Precisa acreditar que não havia um esquema de rachadinhas no gabinete de deputado estadual de Flávio Bolsonaro – e que o filho 01 não herdou do pai a tecnologia para esse tipo de desvio.

Preciso ignorar que as medidas anti-corrupção que faziam parte da sua plataforma eleitoral e eram defendidas pelo então aliado Sérgio Moro não foram deixadas de lado.

Precisa fazer de conta que uma flexibilização das leis da Ficha Limpa e da Improbidade Administrativa não está em curso no Congresso, em meio ao silêncio cúmplice de Bolsonaro.

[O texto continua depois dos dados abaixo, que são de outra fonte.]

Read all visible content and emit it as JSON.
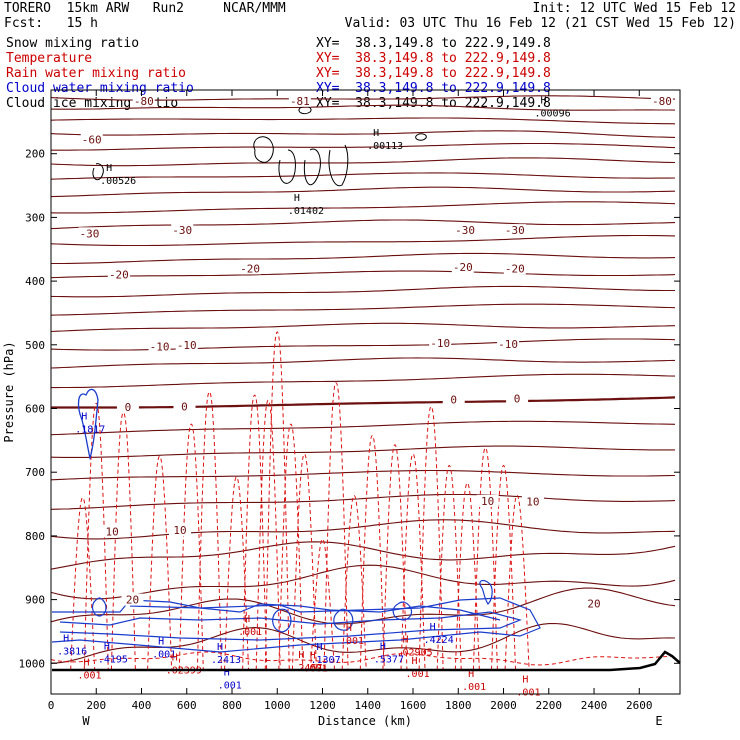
{
  "header": {
    "model_line": "TORERO  15km ARW   Run2     NCAR/MMM",
    "init_line": "Init: 12 UTC Wed 15 Feb 12",
    "fcst_line": "Fcst:   15 h",
    "valid_line": "Valid: 03 UTC Thu 16 Feb 12 (21 CST Wed 15 Feb 12)"
  },
  "fields": [
    {
      "label": "Snow mixing ratio",
      "color": "#000000",
      "xy": "XY=  38.3,149.8 to 222.9,149.8"
    },
    {
      "label": "Temperature",
      "color": "#cc0000",
      "xy": "XY=  38.3,149.8 to 222.9,149.8"
    },
    {
      "label": "Rain water mixing ratio",
      "color": "#cc0000",
      "xy": "XY=  38.3,149.8 to 222.9,149.8"
    },
    {
      "label": "Cloud water mixing ratio",
      "color": "#0000cc",
      "xy": "XY=  38.3,149.8 to 222.9,149.8"
    },
    {
      "label": "Cloud ice mixing ratio",
      "color": "#000000",
      "xy": "XY=  38.3,149.8 to 222.9,149.8"
    }
  ],
  "chart_data": {
    "type": "contour-cross-section",
    "xlabel": "Distance (km)",
    "ylabel": "Pressure (hPa)",
    "xlim": [
      0,
      2780
    ],
    "ylim": [
      1050,
      100
    ],
    "x_ticks": [
      0,
      200,
      400,
      600,
      800,
      1000,
      1200,
      1400,
      1600,
      1800,
      2000,
      2200,
      2400,
      2600
    ],
    "y_ticks": [
      200,
      300,
      400,
      500,
      600,
      700,
      800,
      900,
      1000
    ],
    "left_end_label": "W",
    "right_end_label": "E",
    "temperature_contour_labels": [
      {
        "text": "-80",
        "x": 410,
        "p": 117
      },
      {
        "text": "-81",
        "x": 1100,
        "p": 117
      },
      {
        "text": "-80",
        "x": 2700,
        "p": 117
      },
      {
        "text": "-60",
        "x": 180,
        "p": 178
      },
      {
        "text": "-30",
        "x": 170,
        "p": 325
      },
      {
        "text": "-30",
        "x": 580,
        "p": 320
      },
      {
        "text": "-30",
        "x": 1830,
        "p": 320
      },
      {
        "text": "-30",
        "x": 2050,
        "p": 320
      },
      {
        "text": "-20",
        "x": 300,
        "p": 390
      },
      {
        "text": "-20",
        "x": 880,
        "p": 380
      },
      {
        "text": "-20",
        "x": 1820,
        "p": 378
      },
      {
        "text": "-20",
        "x": 2050,
        "p": 380
      },
      {
        "text": "-10",
        "x": 480,
        "p": 503
      },
      {
        "text": "-10",
        "x": 600,
        "p": 500
      },
      {
        "text": "-10",
        "x": 1720,
        "p": 497
      },
      {
        "text": "-10",
        "x": 2020,
        "p": 499
      },
      {
        "text": "0",
        "x": 340,
        "p": 598
      },
      {
        "text": "0",
        "x": 590,
        "p": 597
      },
      {
        "text": "0",
        "x": 1780,
        "p": 586
      },
      {
        "text": "0",
        "x": 2060,
        "p": 584
      },
      {
        "text": "10",
        "x": 1930,
        "p": 745
      },
      {
        "text": "10",
        "x": 2130,
        "p": 746
      },
      {
        "text": "10",
        "x": 270,
        "p": 793
      },
      {
        "text": "10",
        "x": 570,
        "p": 791
      },
      {
        "text": "20",
        "x": 360,
        "p": 900
      },
      {
        "text": "20",
        "x": 2400,
        "p": 906
      }
    ],
    "maxima_labels": [
      {
        "text": ".00526",
        "x": 270,
        "p": 240,
        "color": "#000000"
      },
      {
        "text": ".01402",
        "x": 1100,
        "p": 287,
        "color": "#000000"
      },
      {
        "text": ".00113",
        "x": 1450,
        "p": 185,
        "color": "#000000"
      },
      {
        "text": ".00096",
        "x": 2190,
        "p": 134,
        "color": "#000000"
      },
      {
        "text": ".1817",
        "x": 160,
        "p": 630,
        "color": "#0000cc"
      },
      {
        "text": ".4195",
        "x": 260,
        "p": 991,
        "color": "#0000cc"
      },
      {
        "text": ".2413",
        "x": 760,
        "p": 992,
        "color": "#0000cc"
      },
      {
        "text": ".5377",
        "x": 1480,
        "p": 991,
        "color": "#0000cc"
      },
      {
        "text": ".4224",
        "x": 1700,
        "p": 960,
        "color": "#0000cc"
      },
      {
        "text": ".3816",
        "x": 80,
        "p": 978,
        "color": "#0000cc"
      },
      {
        "text": ".1307",
        "x": 1200,
        "p": 992,
        "color": "#0000cc"
      },
      {
        "text": ".001",
        "x": 500,
        "p": 983,
        "color": "#0000cc"
      },
      {
        "text": ".001",
        "x": 790,
        "p": 1032,
        "color": "#0000cc"
      },
      {
        "text": ".02399",
        "x": 560,
        "p": 1008,
        "color": "#cc0000"
      },
      {
        "text": ".2457",
        "x": 1120,
        "p": 1004,
        "color": "#cc0000"
      },
      {
        "text": ".02905",
        "x": 1580,
        "p": 980,
        "color": "#cc0000"
      },
      {
        "text": ".001",
        "x": 880,
        "p": 948,
        "color": "#cc0000"
      },
      {
        "text": ".001",
        "x": 1330,
        "p": 962,
        "color": "#cc0000"
      },
      {
        "text": ".001",
        "x": 1170,
        "p": 1005,
        "color": "#cc0000"
      },
      {
        "text": ".001",
        "x": 170,
        "p": 1016,
        "color": "#cc0000"
      },
      {
        "text": ".001",
        "x": 1620,
        "p": 1014,
        "color": "#cc0000"
      },
      {
        "text": ".001",
        "x": 1870,
        "p": 1034,
        "color": "#cc0000"
      },
      {
        "text": ".001",
        "x": 2110,
        "p": 1043,
        "color": "#cc0000"
      }
    ]
  }
}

Convenhamos, não é pouca coisa. Mas o fenômeno já foi bastante estudado pela psicologia. Para proteger nossos sistemas de crenças e nos poupar de aflições o cérebro é capaz de virar de ponta cabeça as nossas percepções. O azul vira vermelho. Bolsonaro vira honesto.

Mas chega um momento em que esse mecanismo falha. Muitos eleitores de Bolsonaro podem estar à beira dessa situação.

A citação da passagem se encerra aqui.